The Emotion Map: The Wheel of Emotions for Deep Understanding
Following on from the series, we can now say, that we know we need to create content that makes people feel something. We have a toolkit for how to craft that emotional work. And we understand that this emotion needs a home. A community campfire where it can be shared, amplified, and transformed into a living culture.
But there's a foundational skill required for all of this: empathy.
What if you could understand not just what your customers do, but what they feel? What if you had a map to their emotional world, allowing you to connect with them on whole different level of emotion?
Such a map actually exists. So let’s see how we can read it. It is immensely helpful in creating a more effective approach to content, community, and brand building.

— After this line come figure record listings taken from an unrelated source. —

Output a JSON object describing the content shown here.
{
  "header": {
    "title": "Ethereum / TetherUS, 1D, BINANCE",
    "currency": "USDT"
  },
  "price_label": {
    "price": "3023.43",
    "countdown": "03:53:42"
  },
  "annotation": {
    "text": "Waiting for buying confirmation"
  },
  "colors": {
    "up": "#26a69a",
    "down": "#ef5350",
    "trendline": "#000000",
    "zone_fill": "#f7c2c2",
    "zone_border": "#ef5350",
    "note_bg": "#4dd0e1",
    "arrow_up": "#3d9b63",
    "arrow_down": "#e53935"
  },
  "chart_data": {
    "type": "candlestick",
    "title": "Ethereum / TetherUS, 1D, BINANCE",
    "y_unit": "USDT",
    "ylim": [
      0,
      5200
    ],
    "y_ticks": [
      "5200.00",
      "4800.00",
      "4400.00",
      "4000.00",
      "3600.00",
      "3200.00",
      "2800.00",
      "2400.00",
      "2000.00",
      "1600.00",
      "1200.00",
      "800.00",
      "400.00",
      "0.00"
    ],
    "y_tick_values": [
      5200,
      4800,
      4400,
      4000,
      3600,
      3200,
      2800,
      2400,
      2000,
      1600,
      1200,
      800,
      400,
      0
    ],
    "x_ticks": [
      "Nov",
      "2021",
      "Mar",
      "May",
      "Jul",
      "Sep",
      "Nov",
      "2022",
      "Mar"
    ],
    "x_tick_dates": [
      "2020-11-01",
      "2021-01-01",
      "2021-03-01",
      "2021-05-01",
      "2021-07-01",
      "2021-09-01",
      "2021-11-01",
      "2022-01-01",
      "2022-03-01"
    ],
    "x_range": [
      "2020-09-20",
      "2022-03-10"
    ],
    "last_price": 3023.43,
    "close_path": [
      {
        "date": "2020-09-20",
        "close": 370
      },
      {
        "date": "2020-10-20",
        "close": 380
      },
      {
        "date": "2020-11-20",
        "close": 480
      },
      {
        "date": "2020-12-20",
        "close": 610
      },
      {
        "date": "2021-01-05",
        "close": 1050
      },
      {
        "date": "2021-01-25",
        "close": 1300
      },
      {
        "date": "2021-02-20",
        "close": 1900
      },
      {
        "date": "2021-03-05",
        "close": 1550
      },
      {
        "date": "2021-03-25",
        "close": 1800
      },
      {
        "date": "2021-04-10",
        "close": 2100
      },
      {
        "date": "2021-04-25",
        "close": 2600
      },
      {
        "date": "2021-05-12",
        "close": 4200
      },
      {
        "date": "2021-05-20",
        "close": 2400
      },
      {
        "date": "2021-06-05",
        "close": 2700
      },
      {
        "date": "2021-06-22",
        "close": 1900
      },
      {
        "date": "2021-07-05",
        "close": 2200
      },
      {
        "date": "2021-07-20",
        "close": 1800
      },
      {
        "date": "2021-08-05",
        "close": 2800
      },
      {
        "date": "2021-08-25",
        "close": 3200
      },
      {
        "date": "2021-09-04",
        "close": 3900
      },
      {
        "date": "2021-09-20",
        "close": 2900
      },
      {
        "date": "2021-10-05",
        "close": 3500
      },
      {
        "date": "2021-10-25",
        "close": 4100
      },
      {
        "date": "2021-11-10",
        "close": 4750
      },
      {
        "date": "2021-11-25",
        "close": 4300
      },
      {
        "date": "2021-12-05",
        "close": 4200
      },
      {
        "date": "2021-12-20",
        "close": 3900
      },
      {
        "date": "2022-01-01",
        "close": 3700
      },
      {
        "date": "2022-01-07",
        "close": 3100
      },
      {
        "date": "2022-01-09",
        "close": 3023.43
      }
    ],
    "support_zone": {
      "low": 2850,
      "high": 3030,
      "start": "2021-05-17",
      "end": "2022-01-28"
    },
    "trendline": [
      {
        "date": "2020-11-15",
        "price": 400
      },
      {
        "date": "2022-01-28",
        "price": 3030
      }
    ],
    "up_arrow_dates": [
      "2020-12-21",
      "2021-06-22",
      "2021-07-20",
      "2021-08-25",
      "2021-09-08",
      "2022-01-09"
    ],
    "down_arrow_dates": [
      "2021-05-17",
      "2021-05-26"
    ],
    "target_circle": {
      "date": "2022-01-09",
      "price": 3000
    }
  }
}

First, We Need to Better Understand Emotions
There is a reason why we have art, music, and literature. It's because emotions are really hard to understand, and even harder to articulate. We have these creative tools that help us express what we’re feeling, as words are sometimes too clumsy to capture the nuance of what our emotional reality is.
Try it for a moment: what are you feeling right now? Once you find a word that you feel best describes your current emotion, go a little deeper. Chances are it’s not the only emotion you’re having. Context matters for our emotional state just as much, what came before, and what your brain is expecting next.
This complexity is where so much messaging and content misses out. We aim for broad targets like "happiness" or "trust" without understanding the intricate layers that make up those feelings. Luckily, we have a handy tool, a map, to help us here. The American psychologist Robert Plutchik produced a wheel of emotions that at its centre has the prime emotions. The further out you move from the centre, the more nuanced the emotional description becomes.
While it doesn't map all 34.0000 of individual emotions we're capable of experiencing, it is a helpful guide for identifying the deeper-rooted emotions that dictate our behaviour and decision making.
The Emotional Exercise: Map Your User’s Emotional Journey
You can use the wheel to map feelings towards a brand. But to build true empathy, we must go further. We need to stop thinking about ourselves and start mapping our customer's emotional state throughout their entire journey with us.
Let's break it down into three stages. Grab the Wheel of Emotions and start mapping.
1. The "Before" State (Living with the Problem)
Before your customer even knows you exist, what do they feel in relation to the problem you solve?
Are they feeling Annoyance at a recurring inconvenience, which is starting to turn into Anger? Are they feeling Apprehension about making a big purchase decision, leading to a state of Fear? Or are they simply feeling Boredom with their current offer of games, which offers Interest in something new? Don't guess. Use online comments, reviews, social listening data, interviews, and support tickets to find the real emotional starting point.
2. The "During" State (Engaging to find a Solution)
What do they feel as they interact with your brand for the first time? As they browse your website, read your content, sign up to a mailing list, create an account, speak to your sales team?
Is your long winded checkout process causing Annoyance? Does your clear, confident guarantee provide Reassurance? Does a surprisingly insightful blog post create Curiosity? This is where your brand makes its first emotional impression. Mapping this stage honestly can reveal painful friction points or highlight hidden strengths.
3. The "After" State (A Problem Solved)
This is the most important stage. After they've used your product or service, what is the ideal emotional outcome you have delivered?
This is your brand's emotional promise. Do you provide the Serenity that comes from a complex task made simple? Do you creating an emotional ‘high’ of achieving a long term goal? Do you foster a sense of Appreciation for the quality and care you provide? This "After" state is the emotional destination. This is what you ultimately sell.
From Empathy Map to Action Plan
This three stage map is more than an interesting exercise, it's a strategic basis for your entire brand.
From Empathy to Content: This map is your content strategy. If your customer's "Before" state is Fear and Apprehension, your content must be designed to create Trust and Reassurance. Your blog posts, videos, and social media could be filled with testimonials, clear explanations, and reassuring language. If their desired "After" state is Joy or Fulfilment, your marketing must showcase that feeling vividly. This is how you use the "How-To Toolkit" effectively.
From Empathy to Community: This map is your culture foundation. If you know your audience's journey is one of moving from Annoyance to Serenity, your community manager's role is to create a space that feels calm, supportive, and helpful. The "Community Campfire" must provide the right kind of warmth. The tone of conversations, the type of content shared, and the way members are celebrated should all reinforce that core emotional promise.
The most successful and beloved brands of the future will be the ones who listen the deepest. Using the Wheel of Emotions isn't really about manipulation, it's about developing deepest empathy. It's about having the respect to understand the complex emotional worlds of your customers and the integrity to acknowledge and serve them.
The subsequent connection you build will be your greatest brand asset weathering storms and changes.